Intanto i miei riprendono a discutere animatamente. Alla fine ci comunicano che dormiremo in macchina. Io e mio fratello ci guardiamo. ”Io faccio le puzzette!” Mi dice in un orecchio. Io sgrano gli occhi e puntando l’indice sulle labbra gli suggerisco di tacere.
Dormiremo nella nostra macchina, nella 500? E come si fa a dormire in macchina? A stento ci entriamo seduti! La decisione comunque è presa, mio padre si avvia al garage. Il bello è che ci metteremo anche la nonna, di certo non possiamo lasciarla in casa da sola.
«E come scende le scale?» chiedo io. «Tu non ti preoccupare» mi rassicura mia madre che lo so è più arrabbiata per mio padre che per il terremoto.
Dopo mi sarà detto che con l’aiuto dei vicini l’hanno messa su una sedia e portata giù per i tre piani, proprio come una regina d’altri tempi, solo che mia nonna peserà di certo come due regine!
In macchina in cinque ci entriamo per forza. La nonna e babbo davanti, io dietro con mio fratello in braccio a mia madre. Ma come faremo tutta la notte? Non lo so. Mio padre ha la faccia ‘nquartata’ che in lingua napoletana vuol dire molto, molto arrabbiata.
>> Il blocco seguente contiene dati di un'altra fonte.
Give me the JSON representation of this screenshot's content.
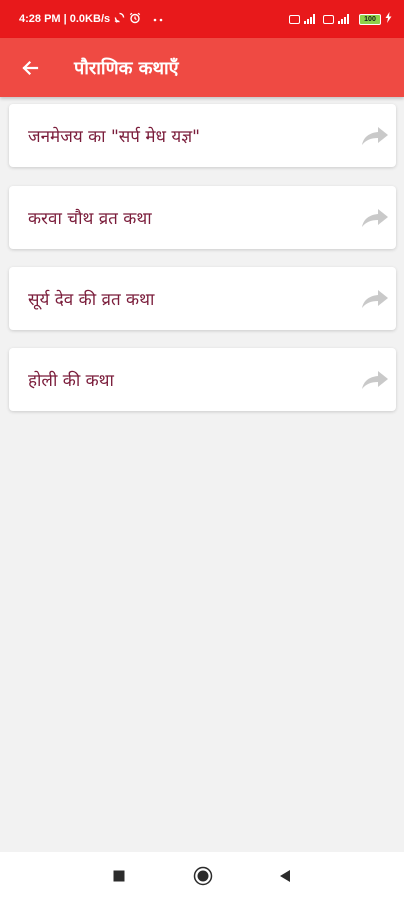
{
  "status_bar": {
    "time_info": "4:28 PM | 0.0KB/s",
    "battery_level": "100",
    "background_color": "#e8191b",
    "icons": [
      "sync-icon",
      "alarm-icon",
      "more-dots-icon",
      "volte-icon",
      "signal-icon",
      "volte-icon",
      "signal-icon",
      "battery-icon",
      "charging-icon"
    ]
  },
  "app_bar": {
    "title": "पौराणिक कथाएँ",
    "back_icon": "back-arrow-icon",
    "background_color": "#ef4a43"
  },
  "stories": [
    {
      "title": "जनमेजय का \"सर्प मेध यज्ञ\"",
      "icon": "share-arrow-icon"
    },
    {
      "title": "करवा चौथ व्रत कथा",
      "icon": "share-arrow-icon"
    },
    {
      "title": "सूर्य देव की व्रत कथा",
      "icon": "share-arrow-icon"
    },
    {
      "title": "होली की कथा",
      "icon": "share-arrow-icon"
    }
  ],
  "colors": {
    "story_text": "#7a1c3a",
    "share_icon": "#c9c9c9",
    "background": "#f2f2f2"
  },
  "nav_bar": {
    "buttons": [
      "recents-square-icon",
      "home-circle-icon",
      "back-triangle-icon"
    ]
  }
}
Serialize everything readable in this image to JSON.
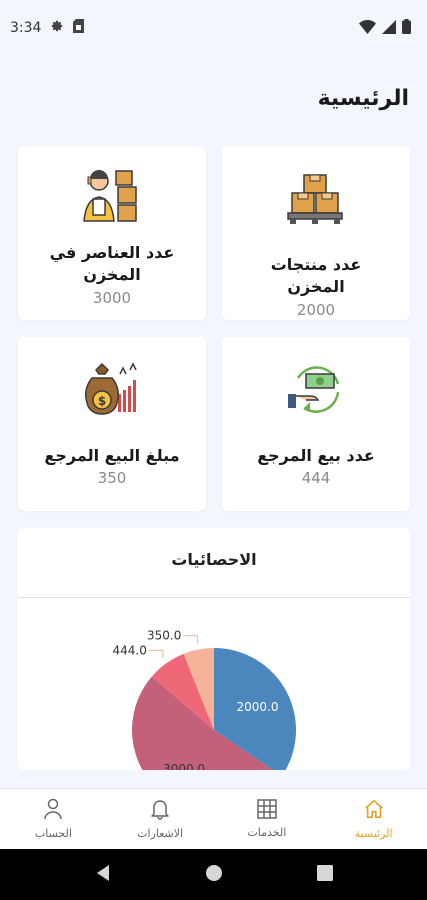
{
  "status_bar": {
    "time": "3:34"
  },
  "page": {
    "title": "الرئيسية"
  },
  "cards": [
    {
      "label": "عدد العناصر في المخزن",
      "value": "3000",
      "icon": "worker-boxes-icon"
    },
    {
      "label": "عدد منتجات المخزن",
      "value": "2000",
      "icon": "boxes-pallet-icon"
    },
    {
      "label": "مبلغ البيع المرجع",
      "value": "350",
      "icon": "money-bag-chart-icon"
    },
    {
      "label": "عدد بيع المرجع",
      "value": "444",
      "icon": "cash-return-icon"
    }
  ],
  "stats": {
    "title": "الاحصائيات"
  },
  "chart_data": {
    "type": "pie",
    "labels": [
      "2000.0",
      "3000.0",
      "444.0",
      "350.0"
    ],
    "values": [
      2000,
      3000,
      444,
      350
    ],
    "colors": [
      "#4b86bd",
      "#c4607a",
      "#ef6877",
      "#f5b49a"
    ]
  },
  "bottom_nav": [
    {
      "label": "الرئيسية",
      "icon": "home-icon",
      "active": true
    },
    {
      "label": "الخدمات",
      "icon": "grid-icon",
      "active": false
    },
    {
      "label": "الاشعارات",
      "icon": "bell-icon",
      "active": false
    },
    {
      "label": "الحساب",
      "icon": "user-icon",
      "active": false
    }
  ],
  "colors": {
    "accent": "#e2a52b",
    "background": "#f3f6fd"
  }
}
Sul tardi sento la stanchezza sopraggiungere. Non credevo fosse possibile dormire lì in quel contesto, eppure gli occhi cominciano a chiudersi e ad aprirsi più volte, sempre più lentamente, le palpebre pesano come macigni mentre un ultimo pensiero affiora: ”Domani niente interrogazione di geometria!” Mi sento sollevata, e con questo senso di liberazione mi addormento profondamente in una delle notti più tragiche per la mia città.